The Intervention: No one had mentioned to Robert that an Intervention was in the works. We met just down the street from Robert and Colleen’s home at 8:30 am . When we were assembled we walked to the house. We knocked and with Harriet in the lead we went directly in and got seated in the living room. Robert was in the back of the house. By the time he made his way to the living we were all in position.
He looked at us, looked at his wife, and his daughters. I introduce myself.
“Hello Robert, my name is Jerry Wittman and I’m a counselor. I’ve been consulted by your family and friends to help facilitate a family meeting. Everyone has some things to talk with you about, please hear them out. We are going to start with your friend, Arthur.”
One at a time, each read their letters. Tears were shed. Robert cried as well. When the letters were complete, I briefly summarized the intention of the meeting and discussed where and what the treatment program was and that what was being asked of him today was to agree to go to treatment and begin the process of recovery. He said yes.
All congratulated him, gave hugs and prepared for departure to the program.
Within 45 minutes of completing the Intervention, Robert was on his way to Treatment.

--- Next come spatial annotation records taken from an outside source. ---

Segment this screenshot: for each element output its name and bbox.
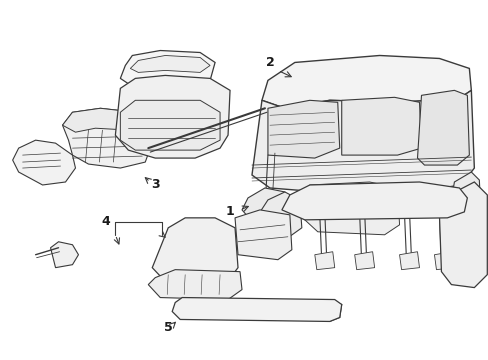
- Polygon shape: [235, 210, 291, 260]
- Polygon shape: [13, 140, 75, 185]
- Polygon shape: [120, 100, 220, 150]
- Polygon shape: [433, 252, 453, 270]
- Text: 5: 5: [163, 321, 172, 334]
- Polygon shape: [267, 100, 339, 158]
- Polygon shape: [172, 298, 341, 321]
- Polygon shape: [341, 97, 421, 155]
- Polygon shape: [314, 252, 334, 270]
- Polygon shape: [130, 55, 210, 72]
- Polygon shape: [399, 252, 419, 270]
- Polygon shape: [62, 108, 148, 132]
- Polygon shape: [242, 188, 289, 228]
- Polygon shape: [251, 90, 473, 195]
- Polygon shape: [447, 172, 480, 235]
- Text: 4: 4: [101, 215, 109, 228]
- Text: 1: 1: [225, 205, 234, 219]
- Text: 3: 3: [151, 179, 159, 192]
- Polygon shape: [254, 192, 301, 238]
- Polygon shape: [439, 182, 487, 288]
- Polygon shape: [50, 242, 78, 268]
- Polygon shape: [115, 75, 229, 158]
- Polygon shape: [354, 252, 374, 270]
- Polygon shape: [62, 108, 150, 168]
- Polygon shape: [417, 90, 468, 165]
- Polygon shape: [304, 182, 399, 235]
- Polygon shape: [148, 270, 242, 300]
- Text: 2: 2: [265, 56, 274, 69]
- Polygon shape: [281, 182, 467, 220]
- Polygon shape: [262, 55, 470, 108]
- Polygon shape: [120, 50, 215, 92]
- Polygon shape: [152, 218, 238, 292]
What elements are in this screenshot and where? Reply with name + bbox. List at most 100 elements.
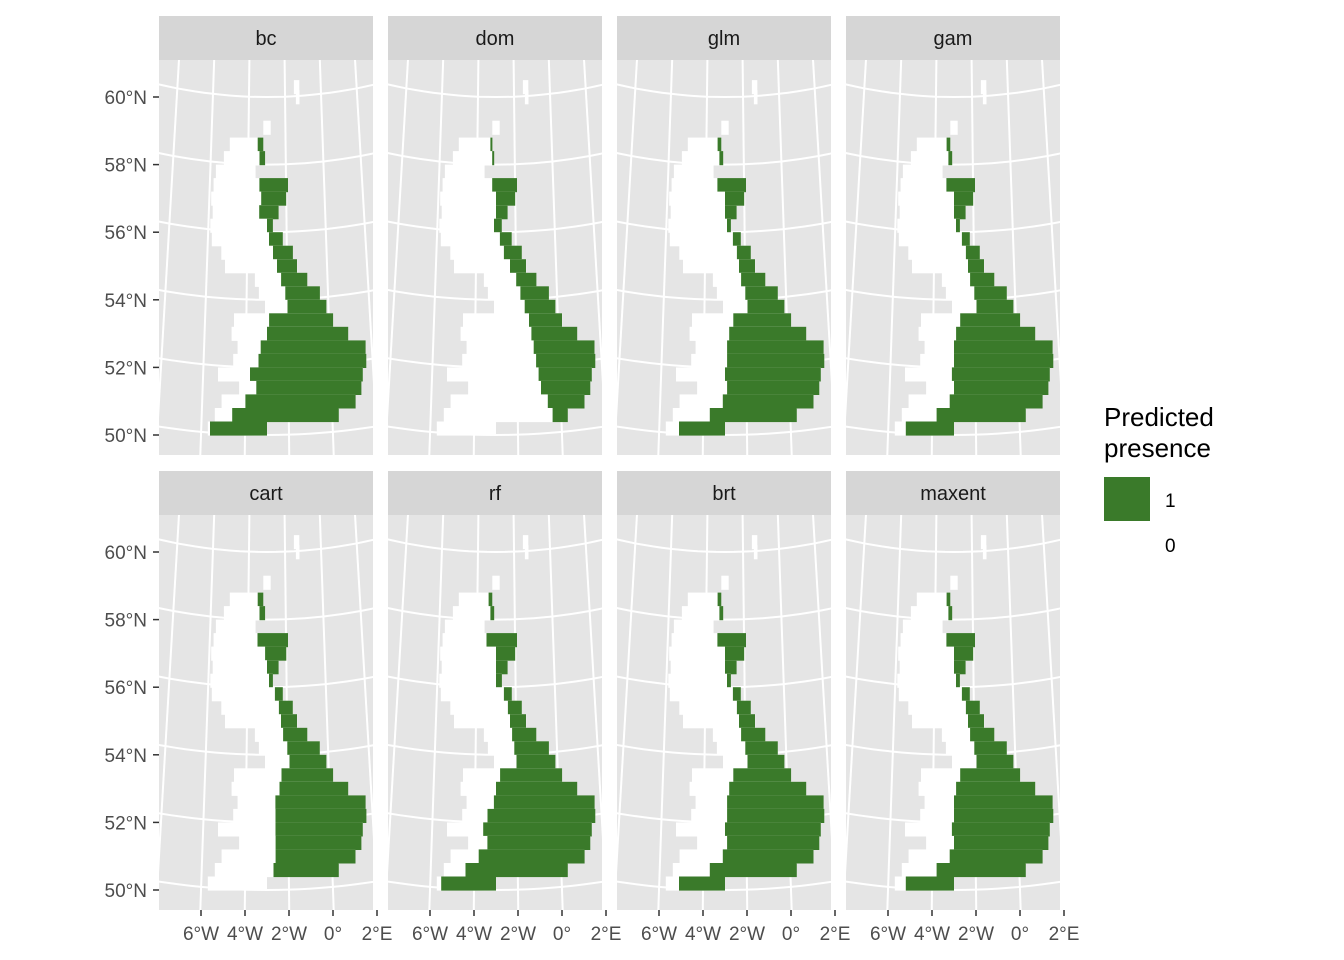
absence-cells <box>458 137 493 152</box>
absence-cells <box>980 535 987 550</box>
absence-cells <box>908 700 980 715</box>
presence-cells <box>275 835 362 850</box>
absence-cells <box>441 205 508 220</box>
absence-cells <box>902 619 943 634</box>
presence-cells <box>496 205 508 220</box>
presence-cells <box>516 272 537 287</box>
gridline-lon <box>846 515 867 873</box>
absence-cells <box>902 164 943 179</box>
presence-cells <box>265 646 287 661</box>
presence-cells <box>269 232 283 247</box>
presence-cells <box>541 380 591 395</box>
y-tick-label: 52°N <box>105 813 147 834</box>
presence-cells <box>960 768 1021 783</box>
gridline-lon <box>159 60 180 418</box>
presence-cells <box>741 272 766 287</box>
absence-cells <box>683 259 756 274</box>
axis-layer: 60°N 58°N 56°N 54°N 52°N 50°N 60°N 58°N 56°N 54°N… <box>105 88 1080 945</box>
presence-cells <box>679 876 725 891</box>
presence-cells <box>936 408 1026 423</box>
presence-cells <box>954 191 974 206</box>
presence-cells <box>739 259 755 274</box>
gridline-lat <box>388 83 602 99</box>
absence-cells <box>454 259 527 274</box>
absence-cells <box>899 205 966 220</box>
y-tick-label: 50°N <box>105 426 147 447</box>
facet-strip-label: cart <box>249 483 283 505</box>
gridline-lon <box>886 515 903 910</box>
facet-panel-cart: cart <box>159 471 373 910</box>
presence-cells <box>490 606 495 621</box>
presence-cells <box>269 673 273 688</box>
y-tick-label: 52°N <box>105 358 147 379</box>
presence-cells <box>733 313 792 328</box>
gridline-lat <box>159 83 373 99</box>
x-tick-label: 2°W <box>271 924 307 945</box>
presence-cells <box>736 700 751 715</box>
presence-cells <box>709 863 797 878</box>
presence-cells <box>732 687 741 702</box>
x-tick-label: 2°E <box>820 924 851 945</box>
presence-cells <box>267 326 349 341</box>
legend-title-line2: presence <box>1104 433 1211 463</box>
presence-cells <box>531 326 578 341</box>
presence-cells <box>976 754 1014 769</box>
presence-cells <box>500 768 563 783</box>
presence-cells <box>210 421 267 436</box>
facet-panel-glm: glm <box>617 16 831 455</box>
presence-cells <box>727 380 820 395</box>
x-tick-label: 6°W <box>412 924 448 945</box>
presence-cells <box>974 741 1007 756</box>
presence-cells <box>510 259 526 274</box>
absence-cells <box>439 673 502 688</box>
x-tick-label: 0° <box>782 924 800 945</box>
presence-cells <box>441 876 496 891</box>
legend-label-absence: 0 <box>1165 536 1176 557</box>
presence-cells <box>956 673 960 688</box>
presence-cells <box>719 606 724 621</box>
absence-cells <box>492 120 500 135</box>
absence-cells <box>444 619 485 634</box>
gridline-lat <box>617 538 831 554</box>
presence-cells <box>536 353 596 368</box>
presence-cells <box>905 876 954 891</box>
presence-cells <box>954 808 1054 823</box>
absence-cells <box>452 606 495 621</box>
absence-cells <box>753 545 758 560</box>
absence-cells <box>207 876 267 891</box>
presence-cells <box>954 353 1054 368</box>
absence-cells <box>295 545 300 560</box>
presence-cells <box>496 673 502 688</box>
gridline-lat <box>846 607 1060 621</box>
presence-cells <box>486 633 517 648</box>
absence-cells <box>679 700 751 715</box>
absence-cells <box>443 408 568 423</box>
absence-cells <box>912 714 985 729</box>
absence-cells <box>681 606 724 621</box>
gridline-lat <box>388 538 602 554</box>
presence-cells <box>722 849 814 864</box>
x-tick-label: 4°W <box>227 924 263 945</box>
facet-panel-maxent: maxent <box>846 471 1060 910</box>
presence-cells <box>494 218 502 233</box>
facet-strip-label: gam <box>934 28 973 50</box>
presence-cells <box>275 849 356 864</box>
absence-cells <box>982 90 987 105</box>
facet-strip <box>846 471 1060 515</box>
absence-cells <box>441 660 508 675</box>
presence-cells <box>287 299 327 314</box>
presence-cells <box>529 313 562 328</box>
x-tick-label: 2°W <box>958 924 994 945</box>
presence-cells <box>968 259 984 274</box>
absence-cells <box>229 592 264 607</box>
legend-label-presence: 1 <box>1165 491 1176 512</box>
presence-cells <box>250 367 363 382</box>
absence-cells <box>458 592 493 607</box>
presence-cells <box>954 660 966 675</box>
presence-cells <box>725 191 745 206</box>
gridline-lat <box>159 152 373 166</box>
presence-cells <box>273 863 339 878</box>
absence-cells <box>440 232 512 247</box>
presence-cells <box>478 849 585 864</box>
presence-cells <box>259 178 288 193</box>
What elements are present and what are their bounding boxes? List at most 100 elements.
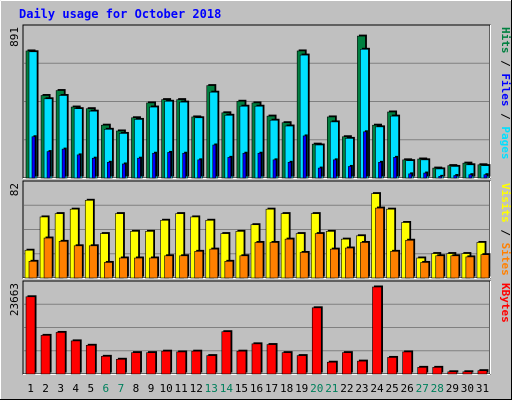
x-tick-label: 9	[148, 382, 155, 395]
x-tick-label: 27	[416, 382, 429, 395]
x-tick-label: 21	[325, 382, 338, 395]
kbytes-bar	[387, 357, 397, 375]
series-label-part: /	[499, 223, 512, 243]
x-tick-label: 18	[280, 382, 293, 395]
x-tick-label: 15	[235, 382, 248, 395]
sites-bar	[435, 255, 445, 279]
pages-bar	[317, 167, 322, 179]
sites-bar	[375, 207, 384, 279]
kbytes-bar	[236, 350, 247, 375]
series-label-part: Sites	[499, 243, 512, 276]
x-tick-label: 11	[175, 382, 188, 395]
kbytes-bar	[251, 343, 262, 375]
kbytes-bar	[432, 367, 443, 375]
pages-bar	[468, 174, 473, 179]
kbytes-bar	[176, 351, 186, 375]
x-tick-label: 5	[87, 382, 94, 395]
sites-bar	[360, 242, 369, 279]
pages-bar	[438, 176, 443, 179]
x-tick-label: 16	[250, 382, 263, 395]
chart-title: Daily usage for October 2018	[19, 7, 221, 21]
kbytes-bar	[281, 352, 292, 375]
x-tick-label: 3	[57, 382, 64, 395]
kbytes-bar	[101, 356, 111, 375]
kbytes-bar	[342, 352, 352, 375]
kbytes-bar	[191, 350, 202, 375]
sites-bar	[134, 257, 143, 279]
x-tick-label: 12	[190, 382, 203, 395]
sites-bar	[239, 255, 249, 279]
kbytes-bar	[40, 335, 51, 375]
pages-bar	[332, 159, 337, 179]
kbytes-bar	[221, 331, 232, 375]
kbytes-bar	[462, 371, 473, 375]
pages-bar	[408, 173, 412, 179]
kbytes-bar	[85, 345, 96, 375]
sites-bar	[254, 242, 264, 279]
sites-bar	[420, 262, 429, 279]
x-tick-label: 23	[355, 382, 368, 395]
pages-bar	[46, 151, 51, 179]
pages-bar	[348, 166, 352, 179]
sites-bar	[28, 261, 38, 279]
sites-bar	[329, 248, 339, 279]
kbytes-bar	[70, 340, 81, 375]
x-tick-label: 29	[446, 382, 459, 395]
pages-bar	[152, 152, 156, 179]
kbytes-bar	[477, 370, 488, 375]
sites-visits-y-max-label: 82	[8, 183, 21, 196]
pages-bar	[302, 135, 307, 179]
pages-bar	[423, 172, 427, 179]
pages-bar	[137, 157, 141, 179]
pages-bar	[182, 152, 186, 179]
pages-bar	[363, 131, 367, 179]
series-label-part: /	[499, 54, 512, 74]
kbytes-bar	[116, 358, 126, 375]
sites-bar	[345, 247, 354, 279]
kbytes-bar	[296, 355, 307, 375]
chart-panels: 891 Hits / Files / Pages 82 Visits / Sites 2…	[8, 24, 512, 375]
kbytes-bar	[55, 332, 66, 375]
sites-bar	[390, 251, 399, 279]
kbytes-bar	[326, 361, 337, 375]
sites-bar	[224, 261, 234, 279]
series-label-part: /	[499, 107, 512, 127]
sites-bar	[480, 254, 490, 279]
sites-bar	[88, 245, 98, 279]
series-label-part: Visits	[499, 183, 512, 223]
sites-bar	[73, 245, 83, 279]
hits-files-series-label: Hits / Files / Pages	[499, 27, 512, 160]
x-tick-label: 17	[265, 382, 278, 395]
pages-bar	[378, 162, 382, 179]
pages-bar	[242, 152, 247, 179]
x-tick-label: 22	[340, 382, 353, 395]
pages-bar	[31, 136, 36, 179]
kbytes-bar	[206, 355, 217, 375]
pages-bar	[393, 157, 397, 179]
pages-bar	[272, 159, 277, 179]
hits-files-y-max-label: 891	[8, 27, 21, 47]
series-label-part: KBytes	[499, 283, 512, 323]
sites-bar	[405, 239, 414, 279]
kbytes-bar	[402, 351, 412, 375]
sites-bar	[194, 251, 204, 279]
sites-bar	[269, 242, 279, 279]
sites-bar	[465, 256, 475, 279]
pages-bar-shadow	[440, 174, 444, 177]
x-tick-label: 7	[118, 382, 125, 395]
sites-visits-series-label: Visits / Sites	[499, 183, 512, 276]
kbytes-bar	[25, 296, 36, 375]
panel-sites-visits: 82 Visits / Sites	[8, 180, 512, 279]
kbytes-bar	[417, 367, 427, 375]
kbytes-bar	[266, 344, 277, 375]
x-tick-label: 14	[220, 382, 234, 395]
pages-bar	[453, 175, 458, 179]
pages-bar	[257, 152, 262, 179]
kbytes-bar-shadow	[464, 370, 474, 373]
pages-bar	[287, 162, 292, 179]
x-tick-label: 1	[27, 382, 34, 395]
panel-kbytes: 23663 KBytes	[8, 280, 512, 375]
kbytes-bar	[357, 360, 367, 375]
kbytes-bar	[146, 352, 156, 375]
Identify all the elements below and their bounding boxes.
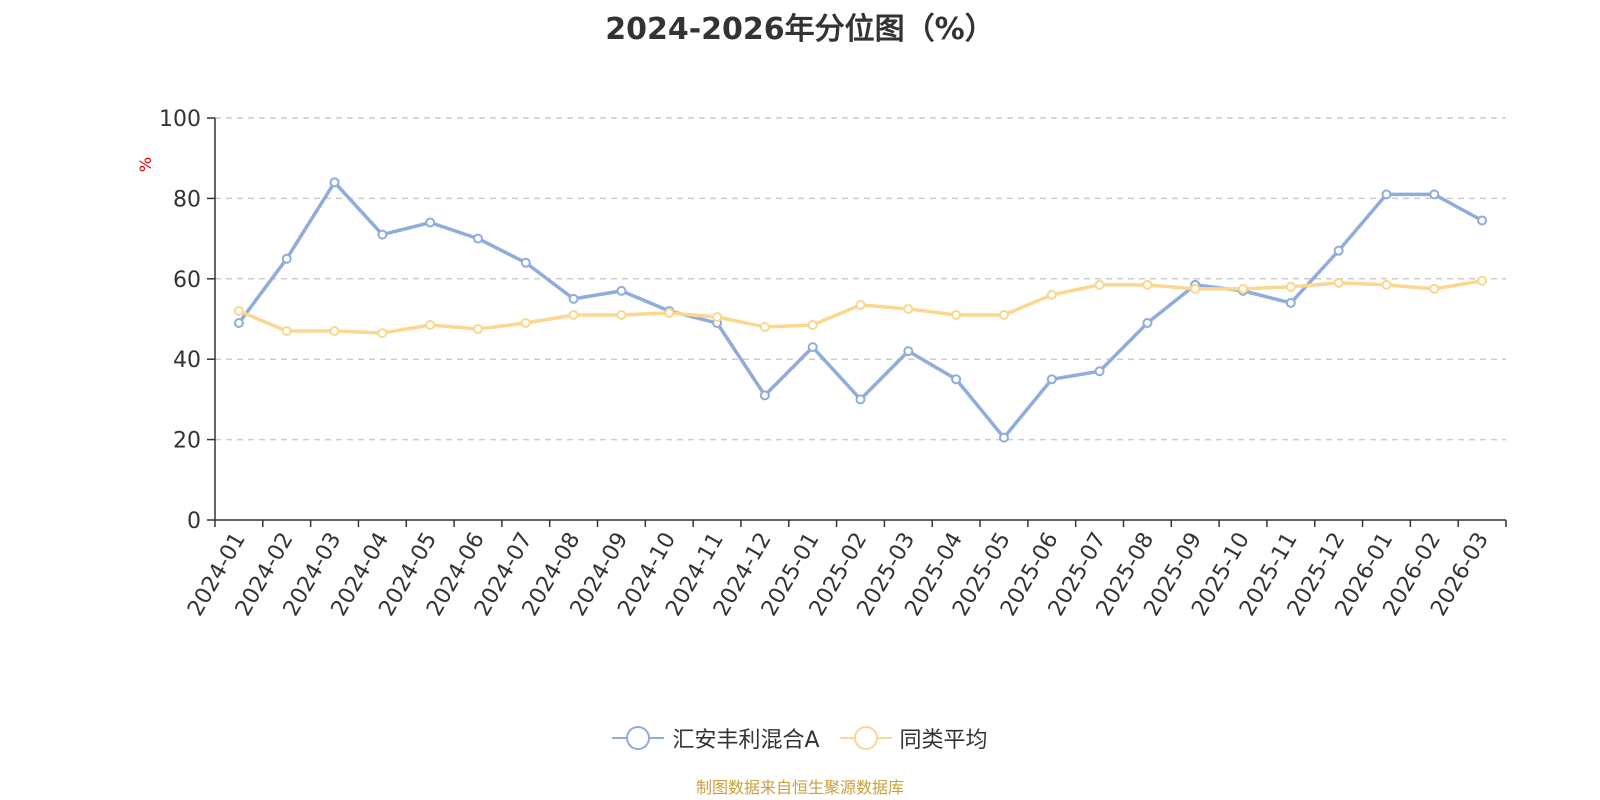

Post-Intervention: After Robert had left the house the remaining team members and I sat down and processed through the feelings and thoughts people were experiencing. Team members had previously been given information about self-help (Alanon meetings) and therapist names in their community to follow up with as needed. Immediately family members were encouraged to attend the program’s Family Program. We all agreed to do a check-in via phone in three days.
Since then, I have talked with all the participants. Every single one expressed their gratitude for being part of this process. They’ve said that this has been a very powerful and important event in their lives. Colleen (his wife) and I have talked several times. She says that this has been the hardest and most important thing she has ever done in her life. She followed the recommendations and is attending family week at the program.